Parmi les mystères du
flamenco, c'est celui de ses origines qui fascine le plus. Une
fascination que cette musique de l'âme et du coeur ne fait
qu'entretenir, avec sa faculté d'évoluer au-delà de l'imaginable. Elle
intègre au fil du temps les éléments les plus inattendus sans jamais y
perdre l'âme qui l'illumine. Qu'il soit d'hier ou d'après-demain, le flamenco reste un cri de douleur et d'amour, une
émotion qui surgit du corps, qui devient visible dans le
geste, audible dans la voix et sous les doigts. La vibration intérieure
va atteindre ces organes qui transmettent à l'air environnant leur onde
étrange. Elle va parcourir l'espace, irradier artistes et public, dans
un commun envoûtement.
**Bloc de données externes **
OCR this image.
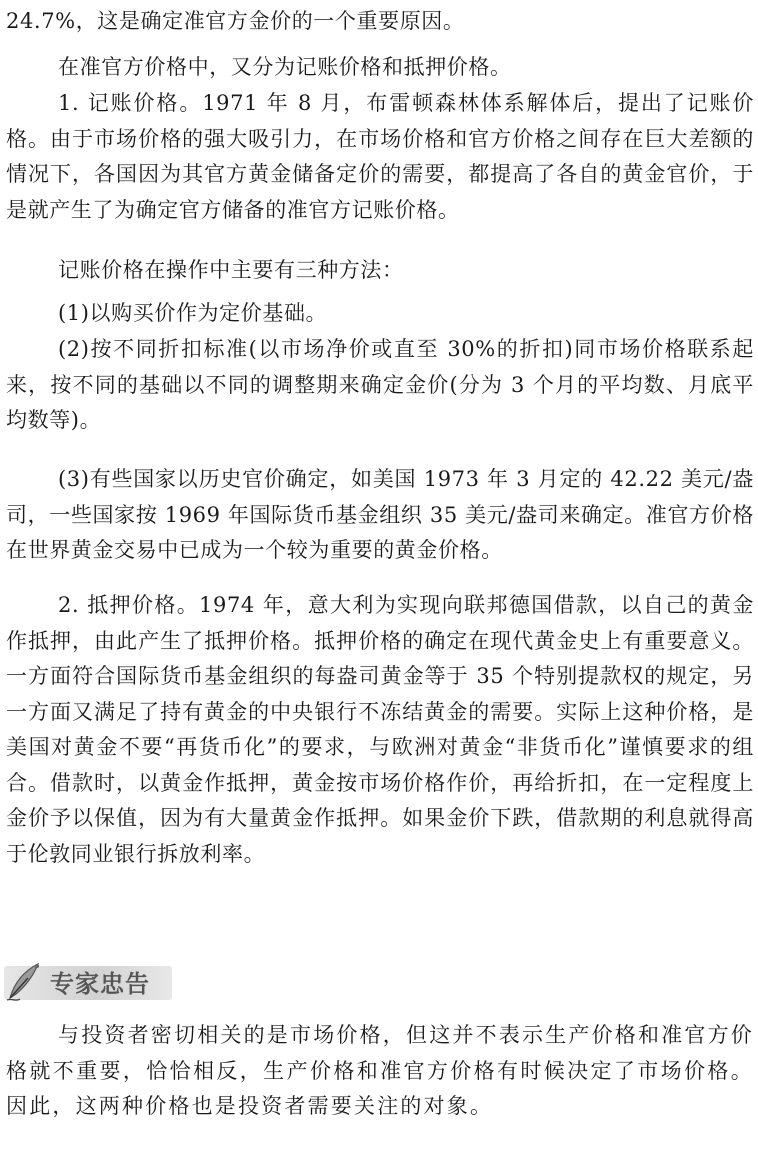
24.7%，这是确定准官方金价的一个重要原因。

在准官方价格中，又分为记账价格和抵押价格。

1. 记账价格。1971 年 8 月，布雷顿森林体系解体后，提出了记账价格。由于市场价格的强大吸引力，在市场价格和官方价格之间存在巨大差额的情况下，各国因为其官方黄金储备定价的需要，都提高了各自的黄金官价，于是就产生了为确定官方储备的准官方记账价格。

记账价格在操作中主要有三种方法：

(1)以购买价作为定价基础。

(2)按不同折扣标准(以市场净价或直至 30%的折扣)同市场价格联系起来，按不同的基础以不同的调整期来确定金价(分为 3 个月的平均数、月底平均数等)。

(3)有些国家以历史官价确定，如美国 1973 年 3 月定的 42.22 美元/盎司，一些国家按 1969 年国际货币基金组织 35 美元/盎司来确定。准官方价格在世界黄金交易中已成为一个较为重要的黄金价格。

2. 抵押价格。1974 年，意大利为实现向联邦德国借款，以自己的黄金作抵押，由此产生了抵押价格。抵押价格的确定在现代黄金史上有重要意义。一方面符合国际货币基金组织的每盎司黄金等于 35 个特别提款权的规定，另一方面又满足了持有黄金的中央银行不冻结黄金的需要。实际上这种价格，是美国对黄金不要“再货币化”的要求，与欧洲对黄金“非货币化”谨慎要求的组合。借款时，以黄金作抵押，黄金按市场价格作价，再给折扣，在一定程度上金价予以保值，因为有大量黄金作抵押。如果金价下跌，借款期的利息就得高于伦敦同业银行拆放利率。

专家忠告

与投资者密切相关的是市场价格，但这并不表示生产价格和准官方价格就不重要，恰恰相反，生产价格和准官方价格有时候决定了市场价格。因此，这两种价格也是投资者需要关注的对象。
Pour le charme qui caractérise cette forme
d'émotion totale, ce transport collectif, on a trouvé un mot, le
"duende". On atteint à des moments
privilégiés, d'une communion à laquelle peu d'expressions artistiques
peuvent parvenir, qui demandent cependant de la part de l'auditeur une
connaissance des "codes" puis un abandon dans cette sorte de transe du
fond de l'être, ce rituel dont l'Espagne est le foyer depuis toujours.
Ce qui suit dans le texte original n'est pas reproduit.